Troviamo due stanze in un modesto alberghetto a qualche chilometro dal Mont Saint-Michel. C’è poco da fare i difficili: gli alberghi sono quasi tutti chiusi. Il giorno dopo, il Monte. Il mare non c’è, con la mezza luna la marea non arriva neanche in vista, si tiene al largo. Ciò nonostante, si capisce perché da secoli la costruzione sia nota come “la Merveille”. La stretta
strada che sale verso il monastero attraversa un villaggio deserto. Niente botteghe di paccottiglia, crêperies, bistrots. Tutto chiuso. C’è un silenzio medievale. A visitare il monastero, oltre a noi quattro, c’è solo un’altra coppia, per cui il monaco che ci accompagna apre porte chiuse a chiave e le richiude dopo il nostro passaggio. Mi attardo nel chiostro, rapita da una trifora aperta sul pensoso nulla che si perde all’infinito, nella luce del sole calante, e sento la chiave girare nella serratura. Solo un fremito di inquietudine, poi mi persuado che non sarò abbandonata e mi concedo qualche minuto di intensa contemplazione. E’ con quello stato d’animo che, scesi dal Monte, mi incammino (da sola) verso l’orizzonte, sul fondo sabbioso lavorato dalle onde, nei bagliori del crepuscolo. Il tempo è repentinamente cambiato. Nevica fitto, con un forte vento che ulula e spinge i fiocchi in orizzontale. Gabbiani invisibili stridono. Esperienza forte, grande emozione. Mi giro indietro e vedo la mole del Monte piuttosto lontana e sfumata nel calare del buio e nella tormenta. Mi do della cretina: rischio di perdermi in una notte d’inverno, in un posto di sabbie mobili senza punti di riferimento, tutto per l’incanto di una potente suggestione romantica. Torno veloce sui miei passi, ma con un’esaltazione che non mi abbandona.

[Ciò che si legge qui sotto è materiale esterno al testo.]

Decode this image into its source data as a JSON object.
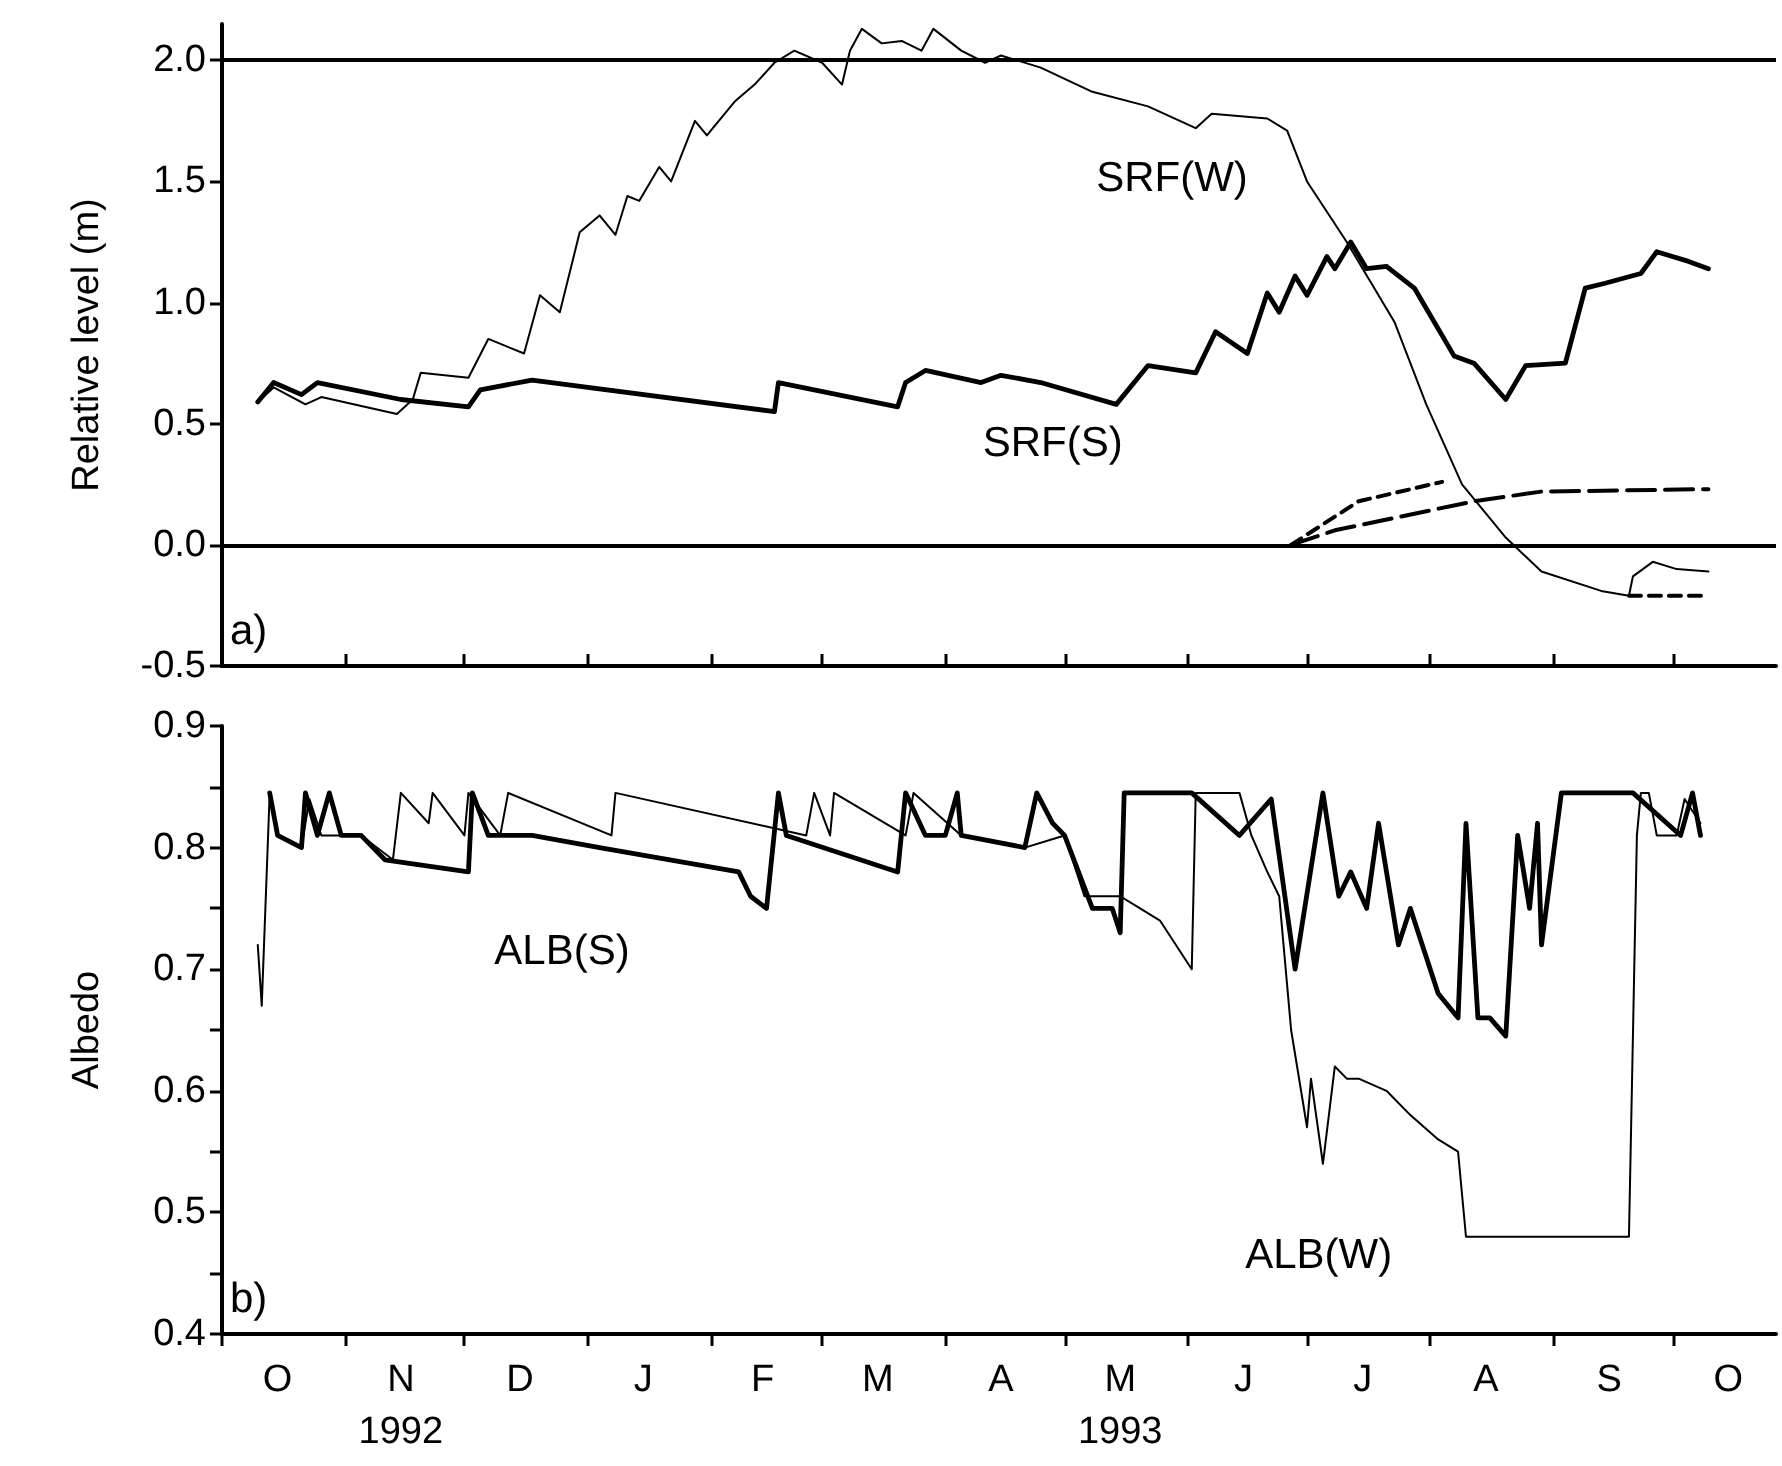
{
  "chart_data": [
    {
      "type": "line",
      "ylabel": "Relative level (m)",
      "xlim": [
        "1992-10-01",
        "1993-10-27"
      ],
      "ylim": [
        -0.5,
        2.15
      ],
      "yticks": [
        {
          "value": -0.5,
          "label": "-0.5"
        },
        {
          "value": 0,
          "label": "0.0"
        },
        {
          "value": 0.5,
          "label": "0.5"
        },
        {
          "value": 1,
          "label": "1.0"
        },
        {
          "value": 1.5,
          "label": "1.5"
        },
        {
          "value": 2,
          "label": "2.0"
        }
      ],
      "xticks": [
        {
          "value": "1992-10-01",
          "label": null
        },
        {
          "value": "1992-11-01",
          "label": null
        },
        {
          "value": "1992-12-01",
          "label": null
        },
        {
          "value": "1993-01-01",
          "label": null
        },
        {
          "value": "1993-02-01",
          "label": null
        },
        {
          "value": "1993-03-01",
          "label": null
        },
        {
          "value": "1993-04-01",
          "label": null
        },
        {
          "value": "1993-05-01",
          "label": null
        },
        {
          "value": "1993-06-01",
          "label": null
        },
        {
          "value": "1993-07-01",
          "label": null
        },
        {
          "value": "1993-08-01",
          "label": null
        },
        {
          "value": "1993-09-01",
          "label": null
        },
        {
          "value": "1993-10-01",
          "label": null
        }
      ],
      "tick_labels": "y",
      "grid": false,
      "ref_lines": [
        {
          "axis": "y",
          "value": 2,
          "color": "#000000"
        },
        {
          "axis": "y",
          "value": 0,
          "color": "#000000"
        }
      ],
      "annotations": [
        "a)"
      ],
      "series": [
        {
          "name": "SRF(W)",
          "color": "#000000",
          "line_style": "solid",
          "x": [
            "1992-10-10",
            "1992-10-14",
            "1992-10-22",
            "1992-10-26",
            "1992-11-14",
            "1992-11-18",
            "1992-11-20",
            "1992-12-02",
            "1992-12-07",
            "1992-12-16",
            "1992-12-20",
            "1992-12-25",
            "1992-12-30",
            "1993-01-04",
            "1993-01-08",
            "1993-01-11",
            "1993-01-14",
            "1993-01-19",
            "1993-01-22",
            "1993-01-28",
            "1993-01-31",
            "1993-02-07",
            "1993-02-12",
            "1993-02-17",
            "1993-02-22",
            "1993-03-01",
            "1993-03-06",
            "1993-03-08",
            "1993-03-11",
            "1993-03-16",
            "1993-03-21",
            "1993-03-26",
            "1993-03-29",
            "1993-04-05",
            "1993-04-11",
            "1993-04-15",
            "1993-04-25",
            "1993-05-08",
            "1993-05-22",
            "1993-06-03",
            "1993-06-07",
            "1993-06-21",
            "1993-06-26",
            "1993-07-01",
            "1993-07-11",
            "1993-07-23",
            "1993-07-31",
            "1993-08-09",
            "1993-08-20",
            "1993-08-29",
            "1993-09-13",
            "1993-09-20",
            "1993-09-21",
            "1993-09-26",
            "1993-10-02",
            "1993-10-10"
          ],
          "values": [
            0.59,
            0.65,
            0.58,
            0.61,
            0.54,
            0.6,
            0.71,
            0.69,
            0.85,
            0.79,
            1.03,
            0.96,
            1.29,
            1.36,
            1.28,
            1.44,
            1.42,
            1.56,
            1.5,
            1.75,
            1.69,
            1.83,
            1.9,
            1.99,
            2.04,
            1.99,
            1.9,
            2.04,
            2.13,
            2.07,
            2.08,
            2.04,
            2.13,
            2.04,
            1.99,
            2.02,
            1.97,
            1.87,
            1.81,
            1.72,
            1.78,
            1.76,
            1.71,
            1.5,
            1.25,
            0.92,
            0.58,
            0.25,
            0.03,
            -0.11,
            -0.19,
            -0.21,
            -0.13,
            -0.07,
            -0.1,
            -0.11
          ]
        },
        {
          "name": "SRF(S)",
          "color": "#000000",
          "line_style": "solid",
          "x": [
            "1992-10-10",
            "1992-10-14",
            "1992-10-21",
            "1992-10-25",
            "1992-11-15",
            "1992-12-02",
            "1992-12-05",
            "1992-12-18",
            "1993-02-17",
            "1993-02-18",
            "1993-03-20",
            "1993-03-22",
            "1993-03-27",
            "1993-04-10",
            "1993-04-15",
            "1993-04-25",
            "1993-05-14",
            "1993-05-22",
            "1993-06-03",
            "1993-06-08",
            "1993-06-16",
            "1993-06-21",
            "1993-06-24",
            "1993-06-28",
            "1993-07-01",
            "1993-07-06",
            "1993-07-08",
            "1993-07-12",
            "1993-07-16",
            "1993-07-21",
            "1993-07-28",
            "1993-08-07",
            "1993-08-12",
            "1993-08-20",
            "1993-08-25",
            "1993-09-04",
            "1993-09-09",
            "1993-09-14",
            "1993-09-23",
            "1993-09-27",
            "1993-10-05",
            "1993-10-10"
          ],
          "values": [
            0.59,
            0.67,
            0.62,
            0.67,
            0.6,
            0.57,
            0.64,
            0.68,
            0.55,
            0.67,
            0.57,
            0.67,
            0.72,
            0.67,
            0.7,
            0.67,
            0.58,
            0.74,
            0.71,
            0.88,
            0.79,
            1.04,
            0.96,
            1.11,
            1.03,
            1.19,
            1.14,
            1.25,
            1.14,
            1.15,
            1.06,
            0.78,
            0.75,
            0.6,
            0.74,
            0.75,
            1.06,
            1.08,
            1.12,
            1.21,
            1.17,
            1.14
          ]
        },
        {
          "color": "#000000",
          "line_style": "dashed",
          "x": [
            "1993-06-27",
            "1993-07-14",
            "1993-08-04",
            "1993-08-05",
            "1993-09-20",
            "1993-10-10"
          ],
          "values": [
            0.0,
            0.18,
            0.26,
            null,
            -0.21,
            -0.21
          ]
        },
        {
          "color": "#000000",
          "line_style": "dashed",
          "x": [
            "1993-06-27",
            "1993-07-08",
            "1993-08-12",
            "1993-08-29",
            "1993-10-10"
          ],
          "values": [
            0.0,
            0.06,
            0.18,
            0.22,
            0.23
          ]
        }
      ]
    },
    {
      "type": "line",
      "ylabel": "Albedo",
      "xlim": [
        "1992-10-01",
        "1993-10-27"
      ],
      "ylim": [
        0.4,
        0.9
      ],
      "yticks": [
        0.4,
        {
          "value": 0.45,
          "label": null
        },
        0.5,
        {
          "value": 0.55,
          "label": null
        },
        0.6,
        {
          "value": 0.65,
          "label": null
        },
        0.7,
        {
          "value": 0.75,
          "label": null
        },
        0.8,
        {
          "value": 0.85,
          "label": null
        },
        0.9
      ],
      "xticks": [
        {
          "value": "1992-10-01",
          "label": null
        },
        {
          "value": "1992-10-15",
          "label": "O"
        },
        {
          "value": "1992-11-01",
          "label": null
        },
        {
          "value": "1992-11-15",
          "label": "N\n1992"
        },
        {
          "value": "1992-12-01",
          "label": null
        },
        {
          "value": "1992-12-15",
          "label": "D"
        },
        {
          "value": "1993-01-01",
          "label": null
        },
        {
          "value": "1993-01-15",
          "label": "J"
        },
        {
          "value": "1993-02-01",
          "label": null
        },
        {
          "value": "1993-02-14",
          "label": "F"
        },
        {
          "value": "1993-03-01",
          "label": null
        },
        {
          "value": "1993-03-15",
          "label": "M"
        },
        {
          "value": "1993-04-01",
          "label": null
        },
        {
          "value": "1993-04-15",
          "label": "A"
        },
        {
          "value": "1993-05-01",
          "label": null
        },
        {
          "value": "1993-05-15",
          "label": "M\n1993"
        },
        {
          "value": "1993-06-01",
          "label": null
        },
        {
          "value": "1993-06-15",
          "label": "J"
        },
        {
          "value": "1993-07-01",
          "label": null
        },
        {
          "value": "1993-07-15",
          "label": "J"
        },
        {
          "value": "1993-08-01",
          "label": null
        },
        {
          "value": "1993-08-15",
          "label": "A"
        },
        {
          "value": "1993-09-01",
          "label": null
        },
        {
          "value": "1993-09-15",
          "label": "S"
        },
        {
          "value": "1993-10-01",
          "label": null
        },
        {
          "value": "1993-10-15",
          "label": "O"
        }
      ],
      "grid": false,
      "annotations": [
        "b)"
      ],
      "series": [
        {
          "name": "ALB(W)",
          "color": "#000000",
          "line_style": "solid",
          "x": [
            "1992-10-10",
            "1992-10-11",
            "1992-10-13",
            "1992-10-15",
            "1992-10-21",
            "1992-10-23",
            "1992-10-26",
            "1992-11-05",
            "1992-11-13",
            "1992-11-15",
            "1992-11-22",
            "1992-11-23",
            "1992-12-01",
            "1992-12-02",
            "1992-12-10",
            "1992-12-12",
            "1993-01-07",
            "1993-01-08",
            "1993-02-25",
            "1993-02-27",
            "1993-03-03",
            "1993-03-04",
            "1993-03-22",
            "1993-03-24",
            "1993-04-05",
            "1993-04-21",
            "1993-05-01",
            "1993-05-06",
            "1993-05-15",
            "1993-05-20",
            "1993-05-25",
            "1993-06-02",
            "1993-06-03",
            "1993-06-14",
            "1993-06-17",
            "1993-06-21",
            "1993-06-24",
            "1993-06-27",
            "1993-07-01",
            "1993-07-02",
            "1993-07-05",
            "1993-07-08",
            "1993-07-11",
            "1993-07-14",
            "1993-07-21",
            "1993-07-27",
            "1993-08-03",
            "1993-08-08",
            "1993-08-10",
            "1993-09-20",
            "1993-09-22",
            "1993-09-23",
            "1993-09-25",
            "1993-09-27",
            "1993-10-02",
            "1993-10-04",
            "1993-10-08"
          ],
          "values": [
            0.72,
            0.67,
            0.845,
            0.81,
            0.8,
            0.84,
            0.81,
            0.81,
            0.79,
            0.845,
            0.82,
            0.845,
            0.81,
            0.845,
            0.81,
            0.845,
            0.81,
            0.845,
            0.81,
            0.845,
            0.81,
            0.845,
            0.81,
            0.845,
            0.81,
            0.8,
            0.81,
            0.76,
            0.76,
            0.75,
            0.74,
            0.7,
            0.845,
            0.845,
            0.81,
            0.78,
            0.76,
            0.65,
            0.57,
            0.61,
            0.54,
            0.62,
            0.61,
            0.61,
            0.6,
            0.58,
            0.56,
            0.55,
            0.48,
            0.48,
            0.81,
            0.845,
            0.845,
            0.81,
            0.81,
            0.84,
            0.82
          ]
        },
        {
          "name": "ALB(S)",
          "color": "#000000",
          "line_style": "solid",
          "x": [
            "1992-10-13",
            "1992-10-15",
            "1992-10-21",
            "1992-10-22",
            "1992-10-25",
            "1992-10-28",
            "1992-10-31",
            "1992-11-05",
            "1992-11-11",
            "1992-12-02",
            "1992-12-03",
            "1992-12-07",
            "1992-12-18",
            "1993-01-04",
            "1993-02-08",
            "1993-02-11",
            "1993-02-15",
            "1993-02-18",
            "1993-02-20",
            "1993-03-20",
            "1993-03-22",
            "1993-03-27",
            "1993-04-01",
            "1993-04-04",
            "1993-04-05",
            "1993-04-21",
            "1993-04-24",
            "1993-04-28",
            "1993-05-01",
            "1993-05-08",
            "1993-05-13",
            "1993-05-15",
            "1993-05-16",
            "1993-06-02",
            "1993-06-14",
            "1993-06-22",
            "1993-06-28",
            "1993-07-05",
            "1993-07-09",
            "1993-07-12",
            "1993-07-16",
            "1993-07-19",
            "1993-07-24",
            "1993-07-27",
            "1993-08-03",
            "1993-08-08",
            "1993-08-10",
            "1993-08-13",
            "1993-08-16",
            "1993-08-20",
            "1993-08-23",
            "1993-08-26",
            "1993-08-28",
            "1993-08-29",
            "1993-09-03",
            "1993-09-21",
            "1993-10-03",
            "1993-10-06",
            "1993-10-08"
          ],
          "values": [
            0.845,
            0.81,
            0.8,
            0.845,
            0.81,
            0.845,
            0.81,
            0.81,
            0.79,
            0.78,
            0.845,
            0.81,
            0.81,
            0.8,
            0.78,
            0.76,
            0.75,
            0.845,
            0.81,
            0.78,
            0.845,
            0.81,
            0.81,
            0.845,
            0.81,
            0.8,
            0.845,
            0.82,
            0.81,
            0.75,
            0.75,
            0.73,
            0.845,
            0.845,
            0.81,
            0.84,
            0.7,
            0.845,
            0.76,
            0.78,
            0.75,
            0.82,
            0.72,
            0.75,
            0.68,
            0.66,
            0.82,
            0.66,
            0.66,
            0.645,
            0.81,
            0.75,
            0.82,
            0.72,
            0.845,
            0.845,
            0.81,
            0.845,
            0.81
          ]
        }
      ]
    }
  ]
}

Basta. Si torna a casa. Due giorni di viaggio sotto una nevicata implacabile. Ma va bene così. Da allora, siamo tornati parecchie volte in Normandia, in estate. L’abbiamo setacciata e scandagliata, vittime del coup de coeur di quella prima volta. Devo però dire che la bella estate, con le sue torme di visitatori, non ci ha mai più restituito la stessa intensità di quel viaggio fatto per caso.